Le società impegnate del settore, tuttavia, non sono certo state a guardare. Dimostrando reattività oltre che fantasia, i marketplace hanno cambiato strategia, preoccupandosi innanzitutto di fidelizzare i clienti creando valore aggiunto. Da questo input è arrivato il fiorire dei servizi correlati con l’attività principale del marketplace: dalle analisi statistiche delle ordinazioni, finalizzate ad aiutare le imprese nell’ottimizzare le politiche di acquisto, alla gestione dei processi di fatturazione, fino alla logistica e alla consulenza fiscale e legale. Alcuni attori hanno anche riconvertito totalmente la propria attività, proponendosi come Web agency estese o service provider ( è il caso, solo per fare un esempio, della piazza italiana ConnectLife).


Ma per far evolvere le abitudini delle piccole realtà, o convincere quelle un po’ più grandi a integrare i meccanismi delle piazze virtuali con i propri sistemi di back end, i marketplace hanno ancora bisogno di tempo. E non è detto che, dal punto di vista finanziario, ciò sia loro consentito.


Tuttavia, il vocabolo marketplace non è caduto completamente in disgrazia, perché a risollevarne brillantemente le sorti ci stanno pensando le piazze virtuali private.


Non è un caso che i principali fornitori di piattaforme tecnologiche per realizzare marketplace (come Ariba e Commerce One) si siano recentemente "riconvertiti" verso applicazioni di destinazione aziendale.


Le stime degli analisti, del resto, sono a dir poco esaltanti. Amr Research e Jupiter Media Metrix prevedono, rispettivamente, un giro d’affari relativo alle infrastrutture per realizzare piazze private di 35 e 37 miliardi di dollari per il 2005. A titolo di paragone, si pensi che Idc ha valutato il mercato mondiale degli Erp in 21,5 miliardi di dollari nel 2000. Amr ha anche creato un acronimo ad hoc (Ptx, cioè private exchange), aggiungendo che le piazze private rappresenteranno presto il più importante mercato delle applicazioni software mai esistito.


Ma cosa rappresenta un marketplace privato e quali vantaggi apporterebbe alle imprese?

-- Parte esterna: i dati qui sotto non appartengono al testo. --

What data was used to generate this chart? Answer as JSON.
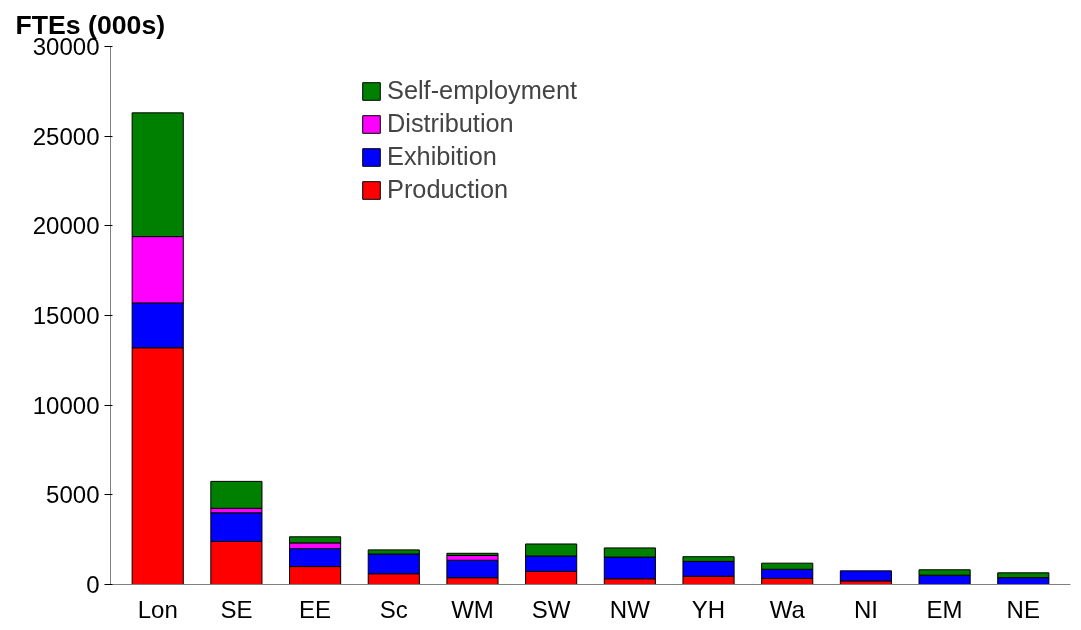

In realtà, soprattutto nel caso di grandi aziende, molti strumenti tipici del marketplace sono già utilizzati, anche se sotto altri "cappelli": i portali Web dove i fornitori seguono in tempo reale l’andamento degli stock o si informano sulle previsioni di vendita sono un esempio emblematico. I marketplace, tuttavia, comportano dinamiche di gestione dei processi differenti. Essi aggiungono al ruolo di "informazione" una "funzione", con lo scopo di coinvolgere il partner nella gestione del proprio ruolo.


Il marketplace privato, in sostanza, si propone come un vero e proprio software gestionale, aperto e delocalizzato, per l’impresa estesa. Esattamente come un Erp costituisce lo zoccolo del sistema informativo interno, una piazza privata realizza una federazione contenente tutte le applicazioni riguardanti la collaborazione tra imprese. Un marketplace, in sostanza, è il complemento di un Erp, con il quale deve essere necessariamente integrato.


Contrariamente ai rigidi sistemi Edi, adatti allo scambio di informazioni strutturate, gli e-marketplace consentono, grazie a Internet, di scambiare una quantità più vasta di informazioni . La flessibilità della tecnologia, inoltre, permette di considerare il marketplace come un punto di entrata unico per i partner sul quale possono incastonarsi, come moduli aggiuntivi, differenti applicazioni specializzate. Un marketplace privato, se ben concepito, può configurarsi come un vettore di fluidità, di produttività e di integrazione per l’ecosistema di un’impresa. Proprio come nel caso di un Erp, tuttavia, le problematiche coinvolte vanno ben aldilà dell’informatica, pretendendo l’analisi dei processi che hanno a che fare con l’esterno e la "rinegoziazione" dell’insieme di relazioni con fornitori e partner.